![]() |
Renza Saputra ( Tengah ) Mendampingi Buyer dari Jepang Bersama Owner Kopi Sukmojati ( Paling Kanan ) |
Kopi bagi Renza Saputra, 35, sudah taka sing baginya. Selain karena Suparto dan Nanik yang merupakan kedua orang tuanya adalah petani kopi di kampung halamannya, sejak masih remaja dia menggeluti sudah paham betul dengan perkebunan.
Setelah lulus sekolah di MA Sunan Giri, Dusun Talang, Desa Watuagung, Kecamatan Prigen, bapak dua orang anak asal Dusun Cowek, Desa Watuagung, Kecamatan Prigen ini memutuskan bekerja menjadi pegiat ekowisata. Di sela waktu luangnya itulah dia membantu merupakan kedua orang tuanya yang memang petani kopi.
Hingga dia mulai serius menekuni kopi sekitar tahun 2017. “Pegiat ekowisata masih, tapi sudah jarang sekali. Sekarang fokus sebagai penggiat dan pebisnis kopi. Karena memang suka, kemudian peluang dan potensi pasar atau market juga besar,” kata Renza Saputra, ditemui koran ini di salah satu cafe miliknya berada di Desa Watuagung, Kecamatan Prigen.
Sebelum memutuskan menjadi pegiat dan pebisnis kopi, di tahun 2016 lalu, Renza lebih dulu melakukan riset dan menggali pontensi kopi yang ada di desanya juga desa sekitar berada di Kecamatan Prigen. Kecamatan di dataran tinggi Kabupaten Pasuruan ini memang banyak terdapat kebun dan petani kopi. Antara lain di Desa Jatiarjo, Dayurejo dan Ledug.
Riset yang dilakukan Renza dimulai dari pasar atau market. Tujuannya untuk menentukan brand dan target market atau pasarnya.
Setelah mantab dan penuh optimistis, tahun 2017 saya mulai jualan kopi yang sudah diolah dan tinggal seduh atau dinikmati saja. Brand-nya saat itu Tjap Djaran,” tuturnya.
Kopi yang dijual, kata Renza, sudah dalam bentuk kemasan. Kopi itu dari hasil panen petani kopi pendampingan di Desa Jatiarjo. Renza masih ingat, saat itu, hanya ada tiga orang petani. “Itupun termasuk punya bapak,” imbuhnya.
Karena masih mengawali, pasarnya tentu saja masih yang sederhana. Saat itu kopi dikirim ke Surabaya, Jakarta, Makasar dan Batam. Pemasarannya via online, social media, serta pameran mandiri. Jenis kopinya arabika, robusta dan luwak.

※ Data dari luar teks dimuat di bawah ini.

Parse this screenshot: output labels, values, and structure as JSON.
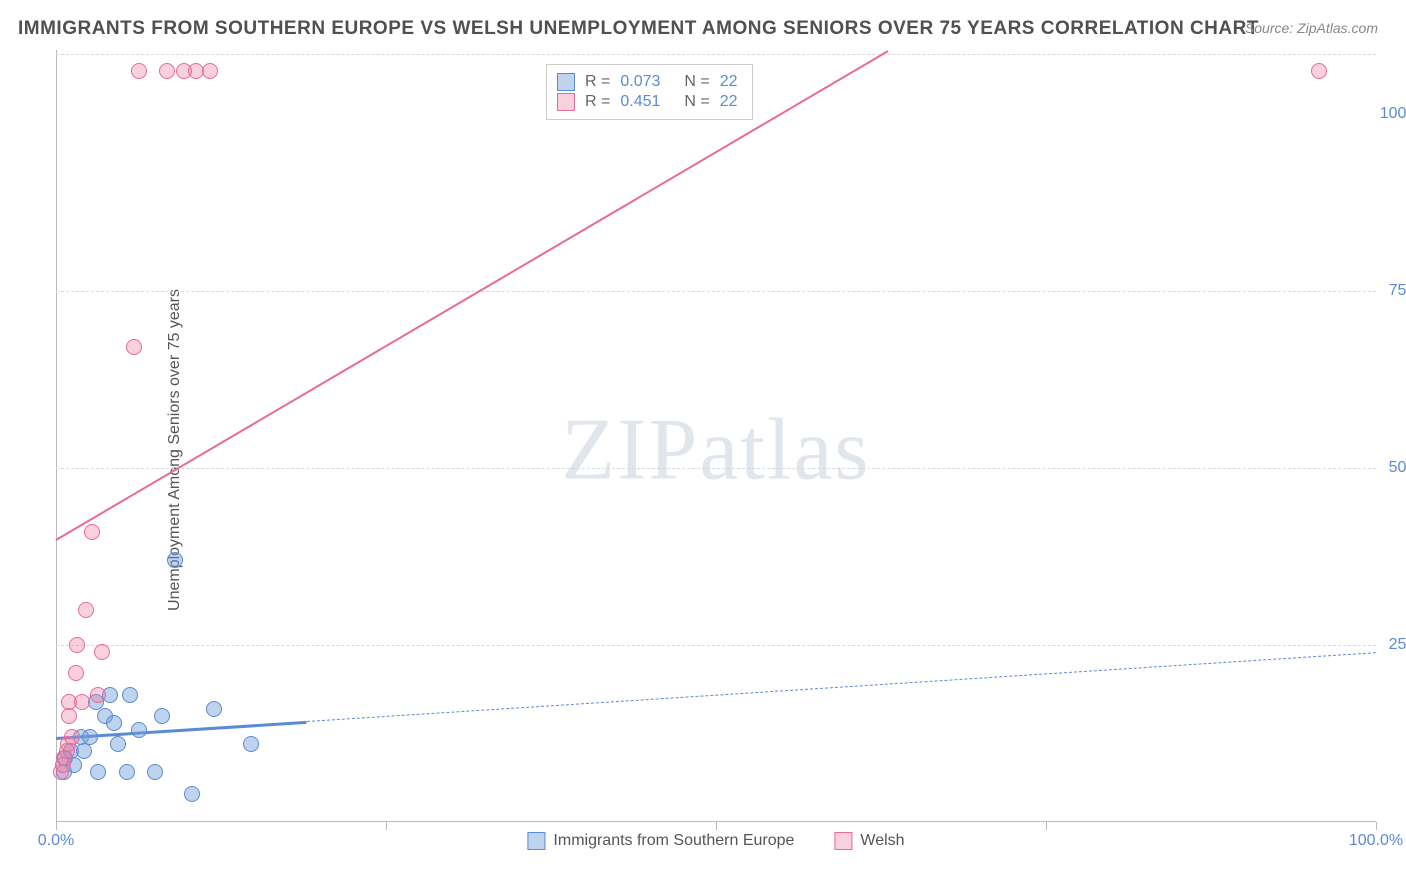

Awal merintis, petani dampingan belum banyak. Saat itu masih tiga orang. Bentuk pendampingannya proses budi daya atau penanaman. Khususnya pengolahan pascapanen,” ungkapnya.
Di tahun pertama merintis, usahanya tentu tidaklah selalu lancar. Renza bercerita, dia juga mengalami jatuh bangun karena menemui kendala. Hambatan itu tentu saja modal. Ketika ada permintaan besar, dia tidak bisa melayani lantaran modal dan stok barang.
“Saat itu dalam sebulan baru mampu menjual hingga sekitar 100 kilogram. Tapi sudah mulai kirim ke Jerman. Tepatnya ke orang Indonesia yang tinggal di Jerman. Sebulannya 5-10 kilogram,” bebernya.
Setahun berikutnya yakni 2018, dalam sebulannya, kopi yang dijual naik menjadi sekitar 250 kilogram.
“Di tahun itu, kopinya saya ambil atau beli dari 15 petani kopi dampingan di Desa Jatiarjo. Tentunya kopi dengan grade khusus, karena yang dijual adalah kualitas terbaik,” ujarnya.
Sayang, usahanya itu sama seperti kebanyakan kala pandemi Covid-19 melanda dunia. Selama tiga tahun dia vakum. Praktis dia beralih ke usaha cafe.
Setelah pandemi mereda, dan kondisi ekonomi mulai membaik. Di tahun 2023 kembali geluti bisnis kopi. Dia juga kembali melakukan pendampingan ke petani kopi.
Setahun kemudian di 2024, usahanya makin lancar. Sebab dia mulai ekspor berupa biji kopi mentah. Bukan bentuk olahan. Tapi kopi itu sudah dikemas bentuk karungan, tetap dengan brand Tjap Djaran.
Renza mengenang, tujuan ekspornya saat itu Jepang. Dari negeri matahari terbit itulah, kopi-kopinya selanjutnya didistribusikan ke belasan negara lainnya. Berada di benua Asia, Eropa dan Amerika.
“Ekspor biji kopi ke Jepang, setelah ketemu buyer atau pembeli dari Jepang. Sekali kirim sampai dengan puluhan ton,” imbunya.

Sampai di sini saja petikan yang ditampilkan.